SAR AND QSAR IN ENVIRONMENTAL RESEARCH, 2022 (Journal Indexed in SCI) identifier identifier identifier

  • Publication Type: Article / Article
  • Publication Date: 2022
  • Doi Number: 10.1080/1062936x.2022.2096113
  • Title of Journal : SAR AND QSAR IN ENVIRONMENTAL RESEARCH
  • Keywords: BRPF1, in silico, molecular docking, molecular dynamics simulation, MM, PBSA, PASS, PROTEIN, CLERODANE, MECHANISM, DISCOVERY, SOFTWARE, INSIGHTS, POTENT, BRD4

Abstract

The BRPF1 protein is encoded by the BRPF1 gene. In addition, the BRPF1 gene is known to be upregulated in leukaemia. Recent studies have shown that it is also overexpressed in hepatocellular carcinoma (HCC) as well. Therefore, BRPF1 is a significant target for anti-cancer drug development studies, especially on HCC. 40 terpenoids and flavonoids were chosen because of their anticancer properties given in the literature. In this study, the biological activity of molecules was also investigated with in silico structure-activity relationship analysis.

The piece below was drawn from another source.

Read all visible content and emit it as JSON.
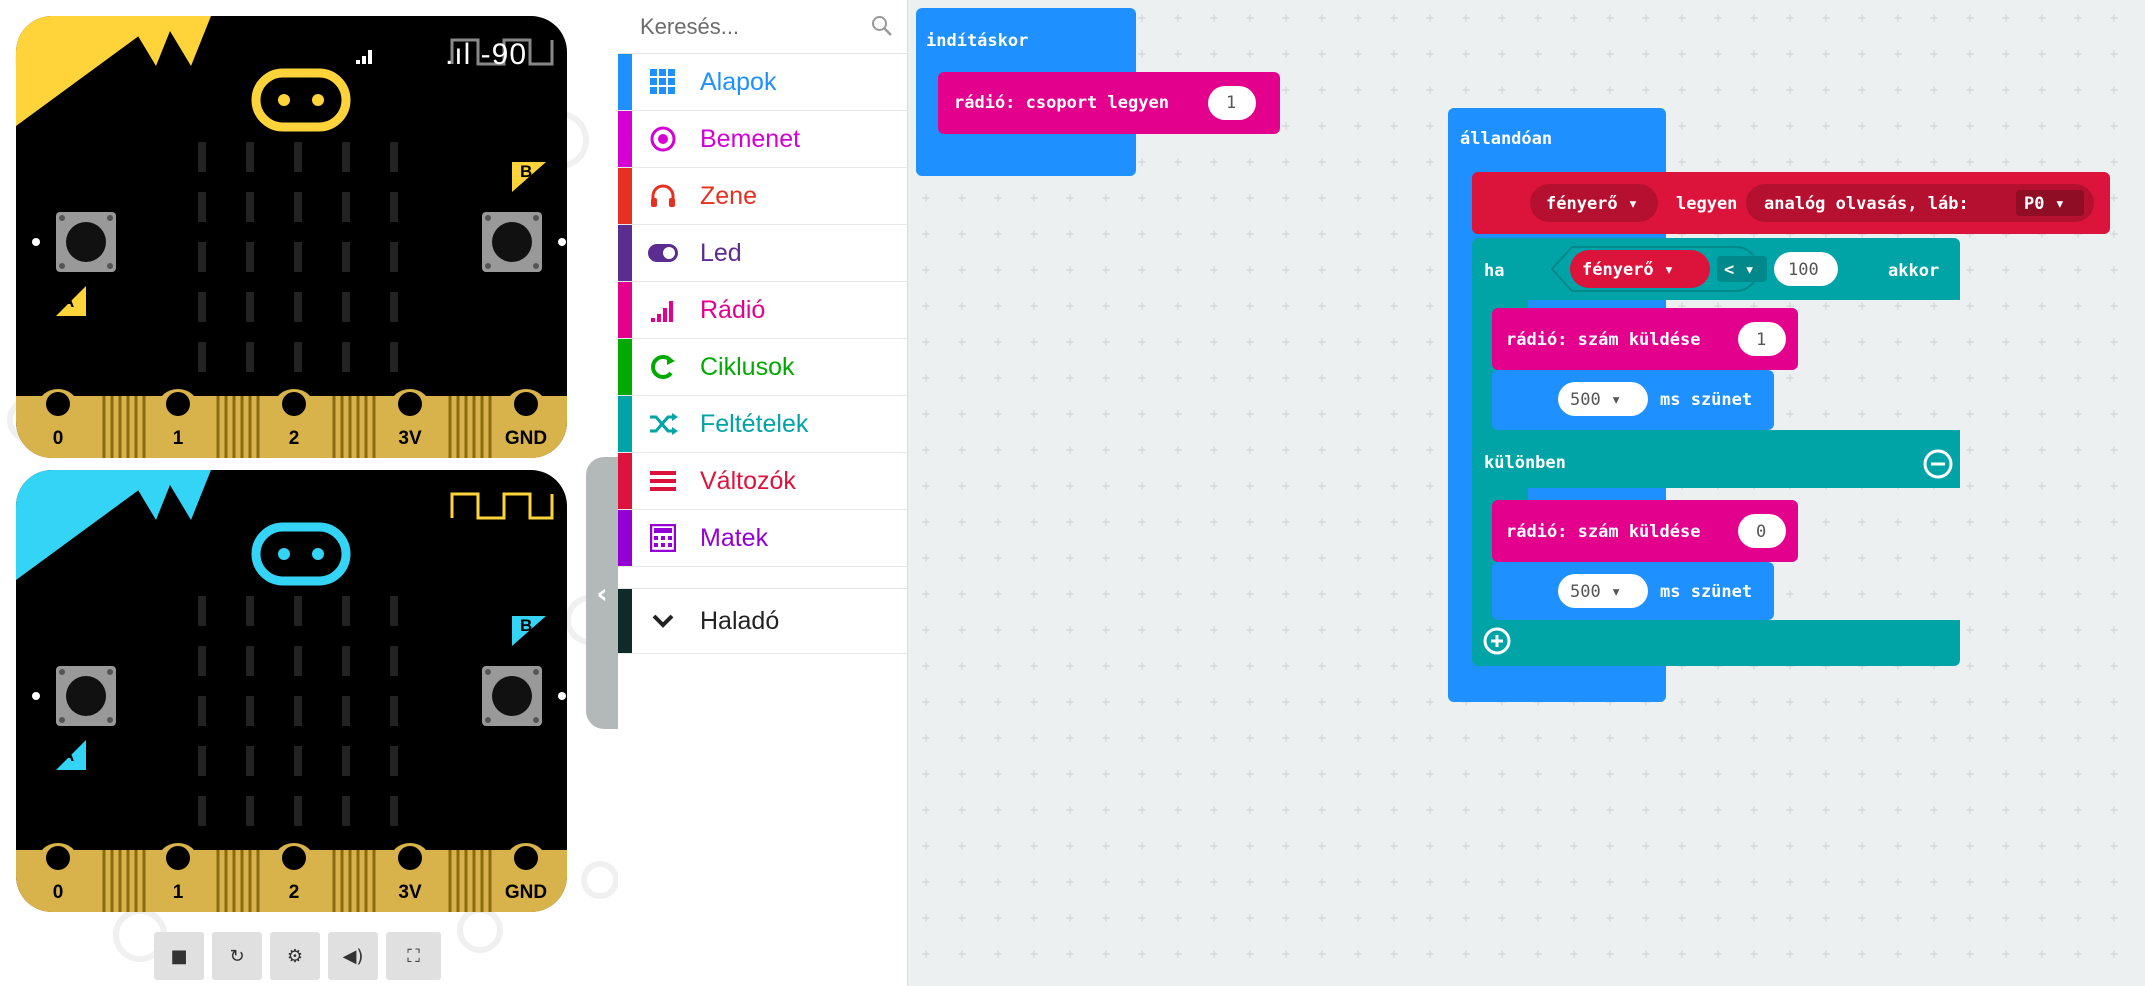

In addition, interactions between a series of terpenoids and flavonoids and the BRPF1 protein were investigated by molecular docking and molecular dynamics simulations. The energy change caused by the interactions of BRPF1 with different compounds was also evaluated by MM/PBSA calculations. It has been revealed that compound 5 (-9.2 kcal/mol), a kind of secoclerodane type diterpenoid, has a higher affinity both compared to other flavonoids and terpenoids, and 9F9 (-7.9 kcal/mol), a selective BRPF1 inhibitor. The study presented in this article demonstrates that compound 5, as a natural product, could form a chemical scaffold for the development of selective BRPF1 bromodomain inhibitors.